U.S. stock index futures were modestly lower during overnight trading Wednesday, after the major averages finished the day higher despite escalating tensions between Russia and Ukraine.
Futures contracts tied to the Dow Jones Industrial Average declined 28 points. S&P 500 futures shed 0.11%, while Nasdaq 100 futures dipped 0.2%.
During regular trading on Wednesday the Dow advanced nearly 600 points, or 1.79%, snapping a two-day losing streak. The S&P 500 gained 1.86%, while the Nasdaq Composite added 1.62%. It was the tech-heavy index’s fourth positive session in the last five.
Wednesday’s rally was broad based, with all eleven S&P 500 sectors advancing. Visa was the sole Dow component to decline, with the other 29 stocks in the benchmark index finishing the day in the green.
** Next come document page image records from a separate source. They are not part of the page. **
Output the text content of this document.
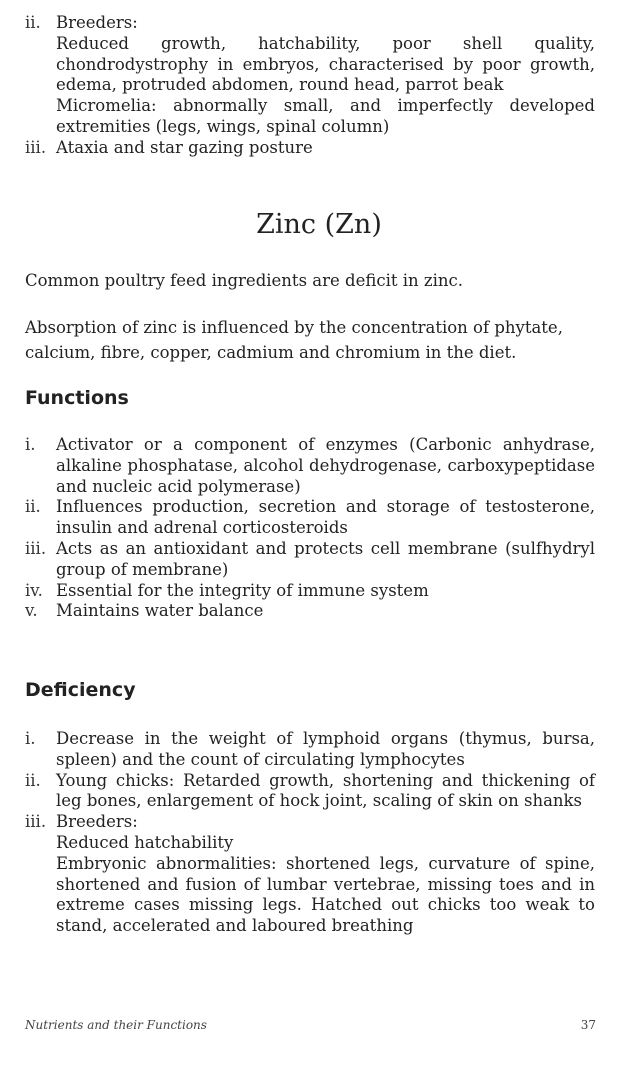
ii. Breeders:

Reduced growth, hatchability, poor shell quality, chondrodystrophy in embryos, characterised by poor growth, edema, protruded abdomen, round head, parrot beak

Micromelia: abnormally small, and imperfectly developed extremities (legs, wings, spinal column)

iii. Ataxia and star gazing posture

Zinc (Zn)

Common poultry feed ingredients are deficit in zinc.

Absorption of zinc is influenced by the concentration of phytate, calcium, fibre, copper, cadmium and chromium in the diet.

Functions
i.	Activator or a component of enzymes (Carbonic anhydrase, alkaline phosphatase, alcohol dehydrogenase, carboxypeptidase and nucleic acid polymerase)
ii. Influences production, secretion and storage of testosterone, insulin and adrenal corticosteroids
iii. Acts as an antioxidant and protects cell membrane (sulfhydryl group of membrane)
iv. Essential for the integrity of immune system
v.	Maintains water balance
Deficiency
i.	Decrease in the weight of lymphoid organs (thymus, bursa, spleen) and the count of circulating lymphocytes

ii. Young chicks: Retarded growth, shortening and thickening of leg bones, enlargement of hock joint, scaling of skin on shanks

iii. Breeders:

Reduced hatchability

Embryonic abnormalities: shortened legs, curvature of spine, shortened and fusion of lumbar vertebrae, missing toes and in extreme cases missing legs. Hatched out chicks too weak to stand, accelerated and laboured breathing

Nutrients and their Functions	37
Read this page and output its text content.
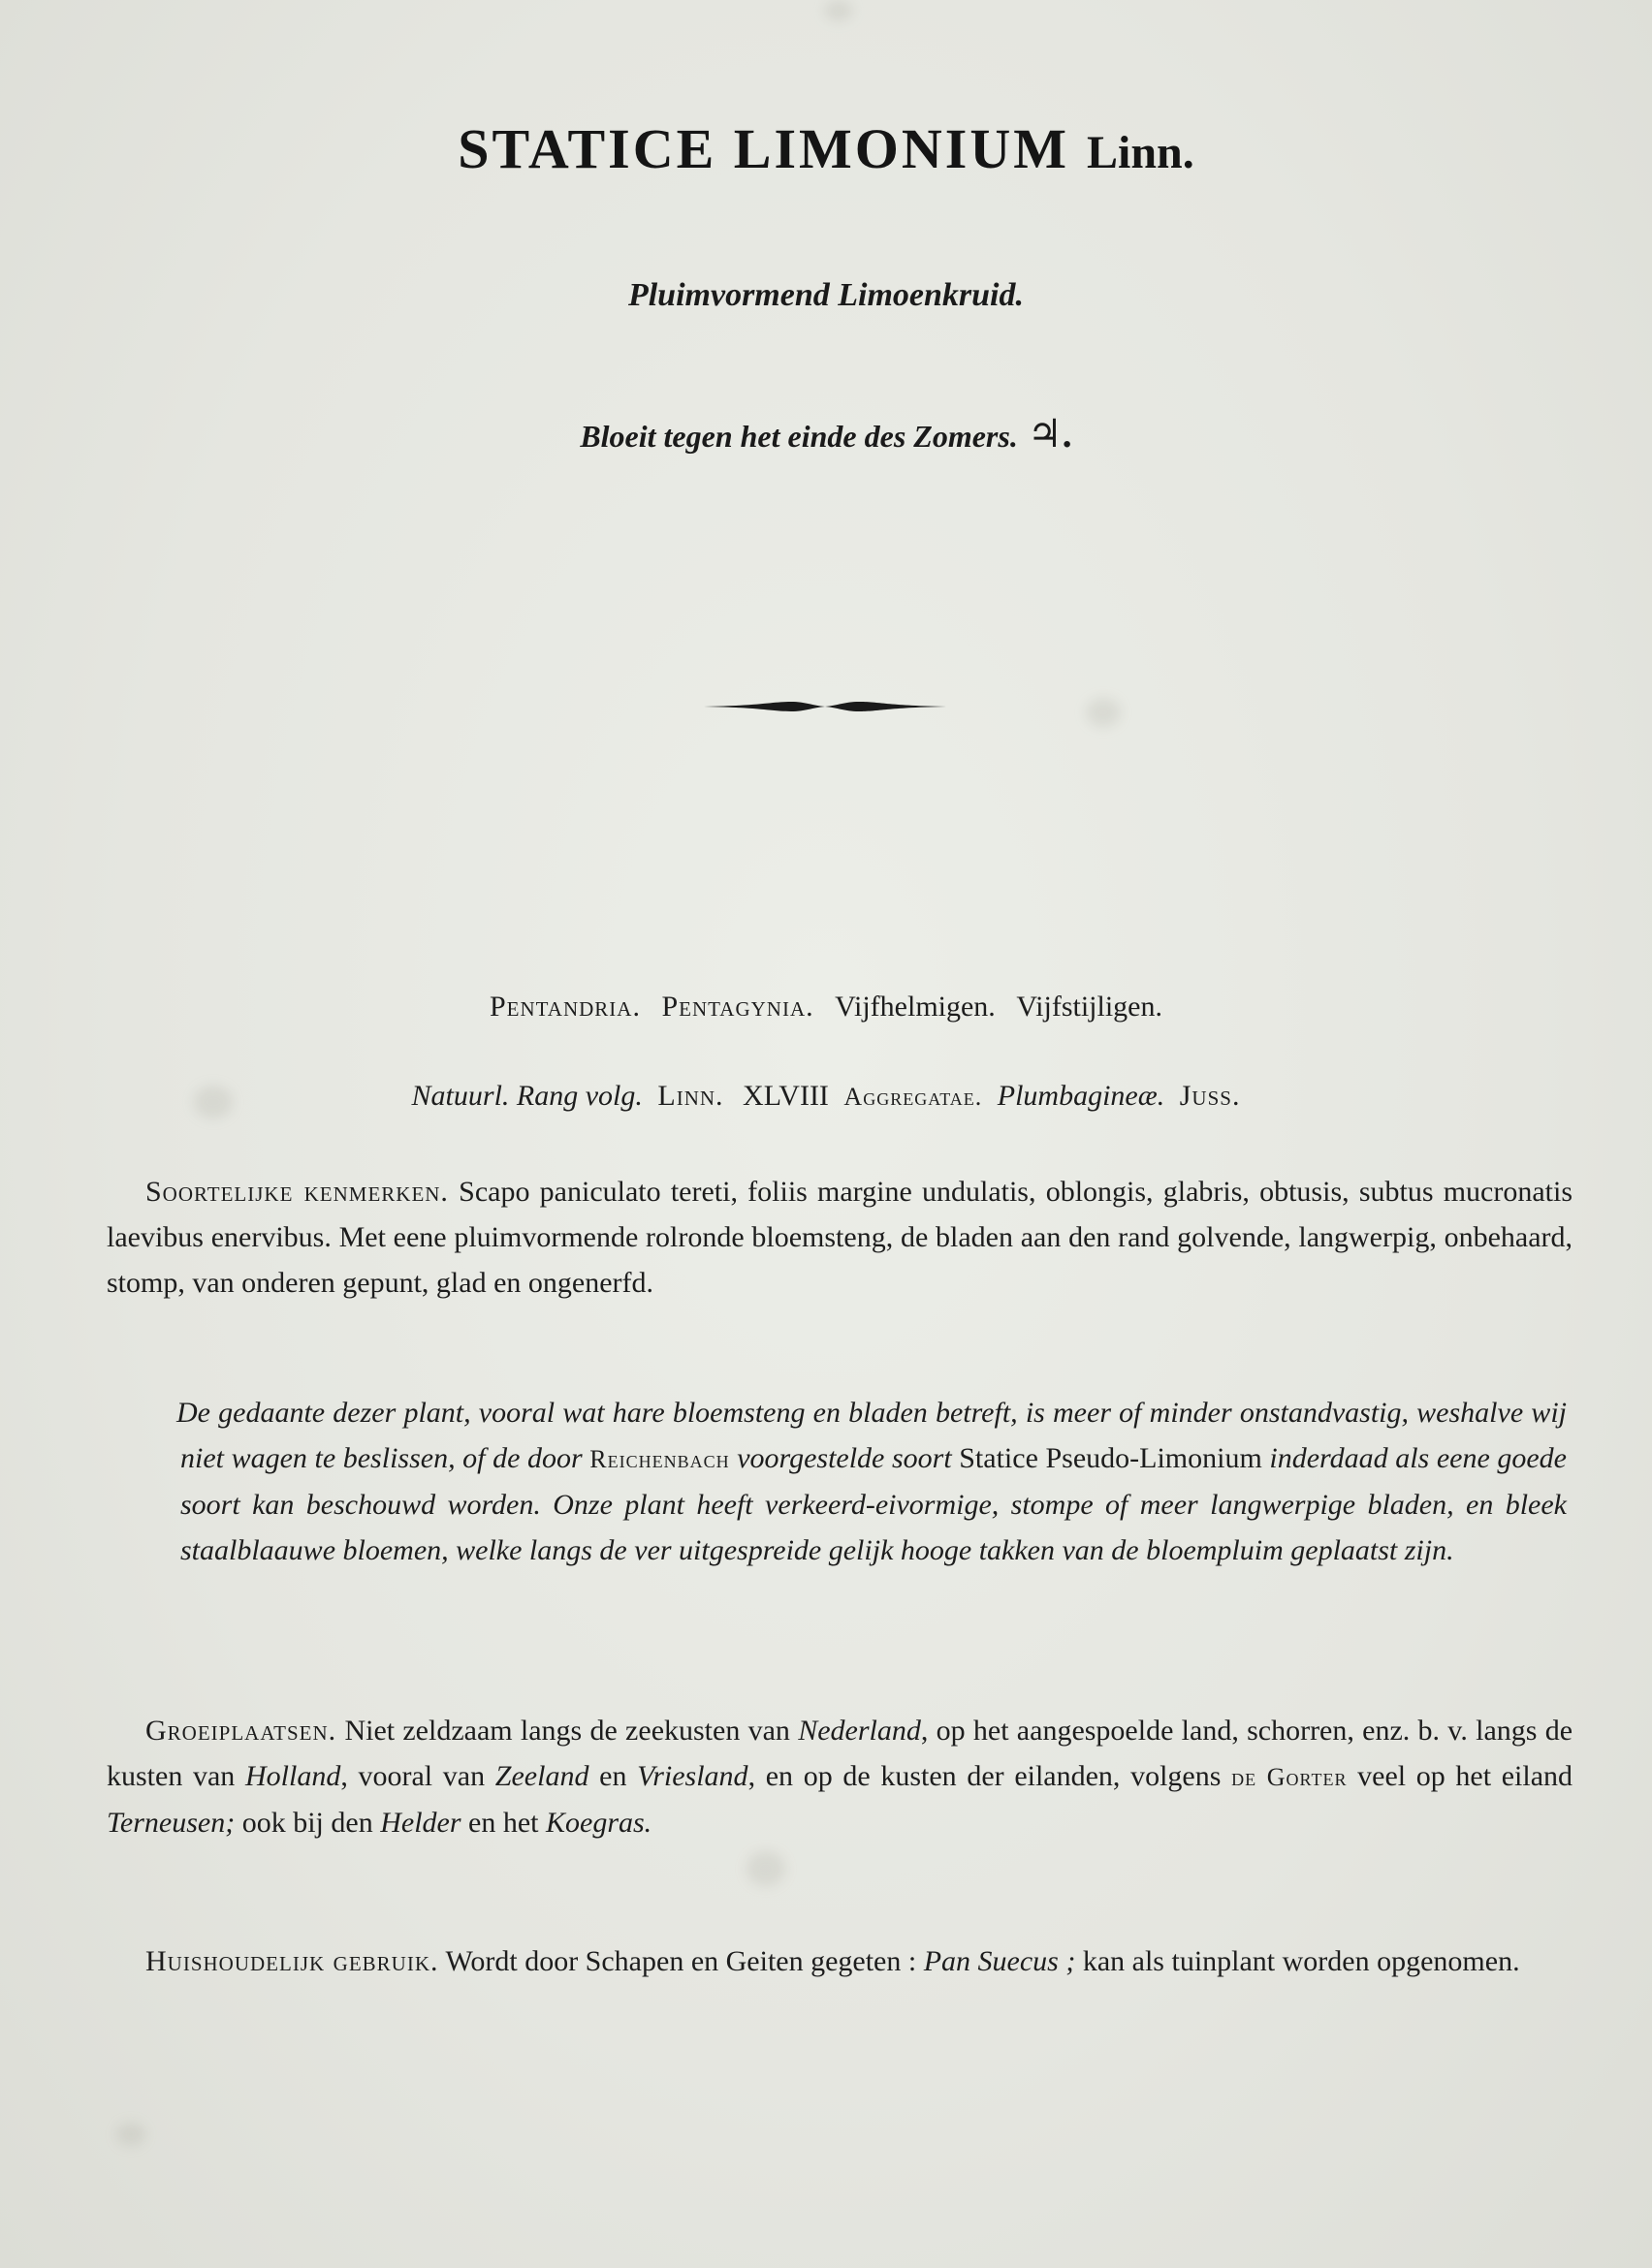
STATICE LIMONIUM Linn.
Pluimvormend Limoenkruid.
Bloeit tegen het einde des Zomers. ♃.
Pentandria. Pentagynia. Vijfhelmigen. Vijfstijligen.
Natuurl. Rang volg. Linn. XLVIII Aggregatae. Plumbagineæ. Juss.
Soortelijke kenmerken. Scapo paniculato tereti, foliis margine undulatis, oblongis, glabris, obtusis, subtus mucronatis laevibus enervibus. Met eene pluimvormende rolronde bloemsteng, de bladen aan den rand golvende, langwerpig, onbehaard, stomp, van onderen gepunt, glad en ongenerfd.
De gedaante dezer plant, vooral wat hare bloemsteng en bladen betreft, is meer of minder onstandvastig, weshalve wij niet wagen te beslissen, of de door Reichenbach voorgestelde soort Statice Pseudo-Limonium inderdaad als eene goede soort kan beschouwd worden. Onze plant heeft verkeerd-eivormige, stompe of meer langwerpige bladen, en bleek staalblaauwe bloemen, welke langs de ver uitgespreide gelijk hooge takken van de bloempluim geplaatst zijn.
Groeiplaatsen. Niet zeldzaam langs de zeekusten van Nederland, op het aangespoelde land, schorren, enz. b. v. langs de kusten van Holland, vooral van Zeeland en Vriesland, en op de kusten der eilanden, volgens de Gorter veel op het eiland Terneusen; ook bij den Helder en het Koegras.
Huishoudelijk gebruik. Wordt door Schapen en Geiten gegeten : Pan Suecus ; kan als tuinplant worden opgenomen.
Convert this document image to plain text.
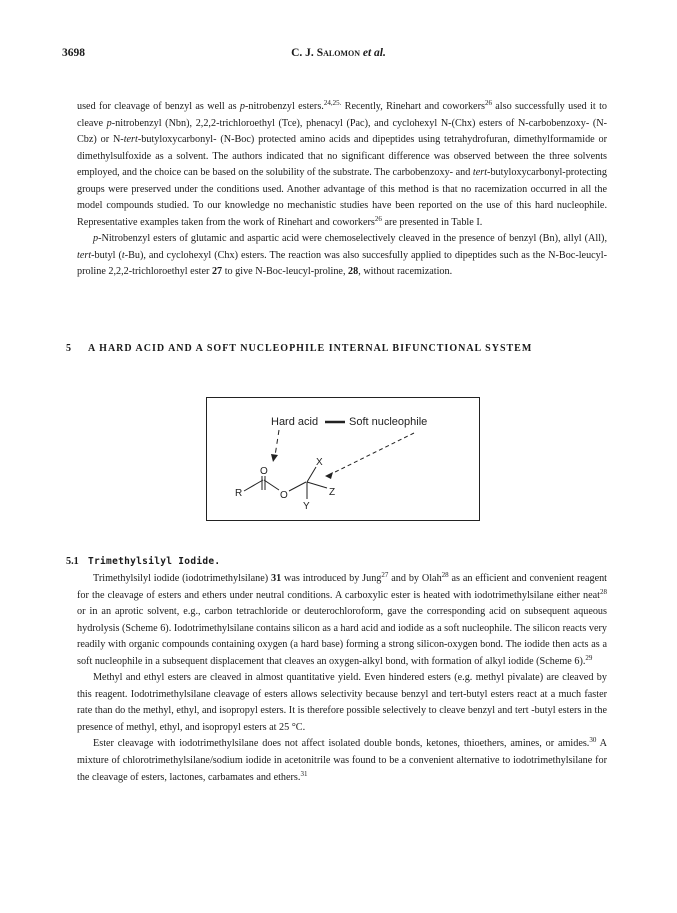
3698	C. J. Salomon et al.

used for cleavage of benzyl as well as p-nitrobenzyl esters.$^{24,25.}$ Recently, Rinehart and coworkers$^{26}$ also successfully used it to cleave p-nitrobenzyl (Nbn), 2,2,2-trichloroethyl (Tce), phenacyl (Pac), and cyclohexyl N-(Chx) esters of N-carbobenzoxy- (N-Cbz) or N-tert-butyloxycarbonyl- (N-Boc) protected amino acids and dipeptides using tetrahydrofuran, dimethylformamide or dimethylsulfoxide as a solvent. The authors indicated that no significant difference was observed between the three solvents employed, and the choice can be based on the solubility of the substrate. The carbobenzoxy- and tert-butyloxycarbonyl-protecting groups were preserved under the conditions used. Another advantage of this method is that no racemization occurred in all the model compounds studied. To our knowledge no mechanistic studies have been reported on the use of this hard nucleophile. Representative examples taken from the work of Rinehart and coworkers$^{26}$ are presented in Table I.

p-Nitrobenzyl esters of glutamic and aspartic acid were chemoselectively cleaved in the presence of benzyl (Bn), allyl (All), tert-butyl (t-Bu), and cyclohexyl (Chx) esters. The reaction was also succesfully applied to dipeptides such as the N-Boc-leucyl-proline 2,2,2-trichloroethyl ester 27 to give N-Boc-leucyl-proline, 28, without racemization.

5 A HARD ACID AND A SOFT NUCLEOPHILE INTERNAL BIFUNCTIONAL SYSTEM
Hard acid	Soft nucleophile
O
R	O
X
Z
Y
5.1 Trimethylsilyl Iodide.

Trimethylsilyl iodide (iodotrimethylsilane) 31 was introduced by Jung$^{27}$ and by Olah$^{28}$ as an efficient and convenient reagent for the cleavage of esters and ethers under neutral conditions. A carboxylic ester is heated with iodotrimethylsilane either neat$^{28}$ or in an aprotic solvent, e.g., carbon tetrachloride or deuterochloroform, gave the corresponding acid on subsequent aqueous hydrolysis (Scheme 6). Iodotrimethylsilane contains silicon as a hard acid and iodide as a soft nucleophile. The silicon reacts very readily with organic compounds containing oxygen (a hard base) forming a strong silicon-oxygen bond. The iodide then acts as a soft nucleophile in a subsequent displacement that cleaves an oxygen-alkyl bond, with formation of alkyl iodide (Scheme 6).$^{29}$

Methyl and ethyl esters are cleaved in almost quantitative yield. Even hindered esters (e.g. methyl pivalate) are cleaved by this reagent. Iodotrimethylsilane cleavage of esters allows selectivity because benzyl and tert-butyl esters react at a much faster rate than do the methyl, ethyl, and isopropyl esters. It is therefore possible selectively to cleave benzyl and tert -butyl esters in the presence of methyl, ethyl, and isopropyl esters at 25 °C.

Ester cleavage with iodotrimethylsilane does not affect isolated double bonds, ketones, thioethers, amines, or amides.$^{30}$ A mixture of chlorotrimethylsilane/sodium iodide in acetonitrile was found to be a convenient alternative to iodotrimethylsilane for the cleavage of esters, lactones, carbamates and ethers.$^{31}$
Caterpillar was the top gainer, rising more than 5%.
Markets have been volatile in recent sessions as investors assess risks to the U.S. economy fueled by Russia’s war in Ukraine.
“The situation is very fluid on the ground in Ukraine....We don’t know where the ultimate bottom in the market may be, but we continue to believe the U.S. economy will have above-average growth this year,” said Scott Wren, senior global market strategist at Wells Fargo Investment Institute.
Despite Wednesday’s advance all three major averages are down more than 4% over the last month, with the Nasdaq Composite still in correction territory. Ed Moya, senior market analyst at Oanda, said that volatility is likely here to stay.
“Risk appetite will struggle to fully return until a true end in the war in Ukraine is in sight,” he said. “Wall Street wants to take a break from the defensive playbook and hold off overloading on utilities, healthcare and consumer staples stocks,” Moya added.